I’m going to try to be careful not to generalize, and I know this does not describe ALL of us. But I think if each one of us digs down deeply enough, we will find that we all have extreme opinions in one area or another. This post is just to share some of the extreme situations that have dropped my jaw… I could go into more detail with every one of these, but here are the bullets:

• Homeschool moms think public schools are corrupting our kids so public school moms feel not good enough if they have to work and put their kids in public school.

• Traditional school moms think homeschoolers shelter their kids and that they are missing out on childhood, so homeschool moms start to question their decision (or they fight back).

Nursing moms think their way is the only healthy way and they voice that opinion, so the mom whose milk doesn’t come in feels like she is a failure to her child.

• Moms who work outside of the home judge stay-at-home moms and vice versa.

• Pinterest moms think that moms who don’t make every cupcake live up to the latest fad are letting their kids down.
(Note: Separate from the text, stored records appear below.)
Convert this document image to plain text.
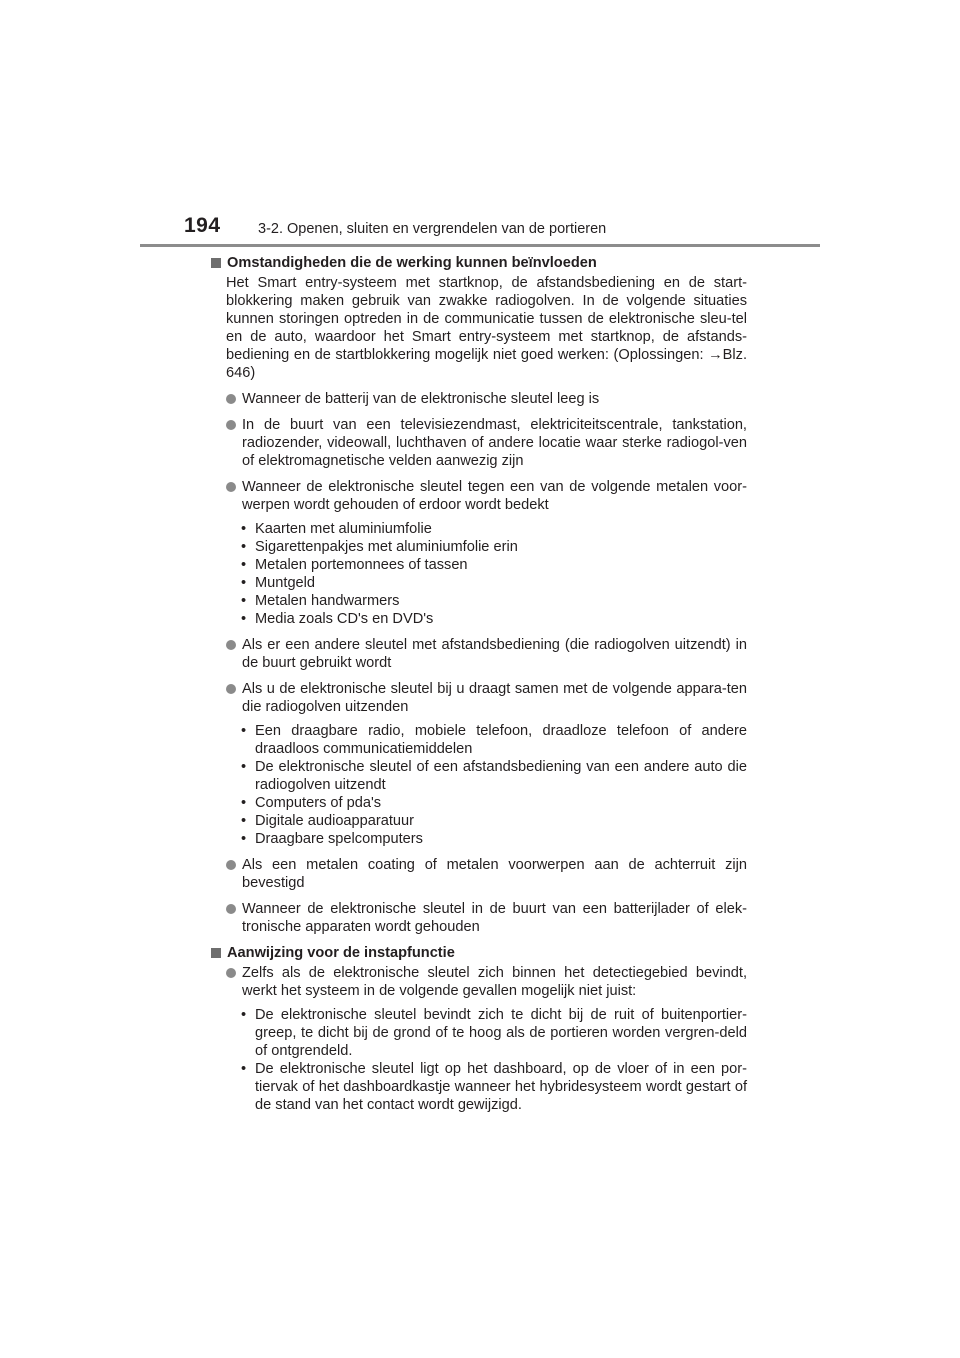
194	3-2. Openen, sluiten en vergrendelen van de portieren
Omstandigheden die de werking kunnen beïnvloeden
Het Smart entry-systeem met startknop, de afstandsbediening en de start-blokkering maken gebruik van zwakke radiogolven. In de volgende situaties kunnen storingen optreden in de communicatie tussen de elektronische sleu-tel en de auto, waardoor het Smart entry-systeem met startknop, de afstands-bediening en de startblokkering mogelijk niet goed werken: (Oplossingen: →Blz. 646)
Wanneer de batterij van de elektronische sleutel leeg is
In de buurt van een televisiezendmast, elektriciteitscentrale, tankstation, radiozender, videowall, luchthaven of andere locatie waar sterke radiogol-ven of elektromagnetische velden aanwezig zijn
Wanneer de elektronische sleutel tegen een van de volgende metalen voor-werpen wordt gehouden of erdoor wordt bedekt
• Kaarten met aluminiumfolie
• Sigarettenpakjes met aluminiumfolie erin
• Metalen portemonnees of tassen
• Muntgeld
• Metalen handwarmers
• Media zoals CD's en DVD's
Als er een andere sleutel met afstandsbediening (die radiogolven uitzendt) in de buurt gebruikt wordt
Als u de elektronische sleutel bij u draagt samen met de volgende appara-ten die radiogolven uitzenden
• Een draagbare radio, mobiele telefoon, draadloze telefoon of andere draadloos communicatiemiddelen
• De elektronische sleutel of een afstandsbediening van een andere auto die radiogolven uitzendt
• Computers of pda's
• Digitale audioapparatuur
• Draagbare spelcomputers
Als een metalen coating of metalen voorwerpen aan de achterruit zijn bevestigd
Wanneer de elektronische sleutel in de buurt van een batterijlader of elek-tronische apparaten wordt gehouden
Aanwijzing voor de instapfunctie
Zelfs als de elektronische sleutel zich binnen het detectiegebied bevindt, werkt het systeem in de volgende gevallen mogelijk niet juist:
• De elektronische sleutel bevindt zich te dicht bij de ruit of buitenportier-greep, te dicht bij de grond of te hoog als de portieren worden vergren-deld of ontgrendeld.
• De elektronische sleutel ligt op het dashboard, op de vloer of in een por-tiervak of het dashboardkastje wanneer het hybridesysteem wordt gestart of de stand van het contact wordt gewijzigd.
Then comes Mommy guilt.

• Moms who choose to live more simply think Pinterest moms are spoiling their children. Then comes defensiveness.

These are just a FEW examples. We could further go into religious divisions, serving at church, divisions within homeschoolers, divisions about priorities, divisions about having a nanny or maid…. The list is unending.

The point is we are all struggling to do this thing called being a mom. I think I speak for most of us when I say it’s the hardest “job” I’ve ever had. Most days, I feel like a failure. And I feel that way enough without having to look at Pinterest or Facebook or blogs or any other social media outlet that we choose to bash each other on. All you have to do is read the comments on any given social media news piece to see how much anger and hatred is being spread around.

Let’s be honest, girls. Life is hard. We need each other. We need to recognize that each one of us is a beautiful piece of God’s creation. He made us for community, for fellowship, to love each other and to share His love with others.

If we are too focused on being at war with each other, in order to somehow feel better about the failure we feel within ourselves, how can we have peace?

It’s time that we learn to love each other despite our differences. We don’t have to agree on everything, right? Just because you have a strong conviction about homeschooling doesn’t mean it’s necessarily the best way for your neighbor, right? Just because you decide it’s best for your child to go to public school doesn’t mean the homeschooler is wrong… right?

Let’s each do our part to end the Mommy Wars. If we all work together on it, maybe we can one day call it Mommy Peace.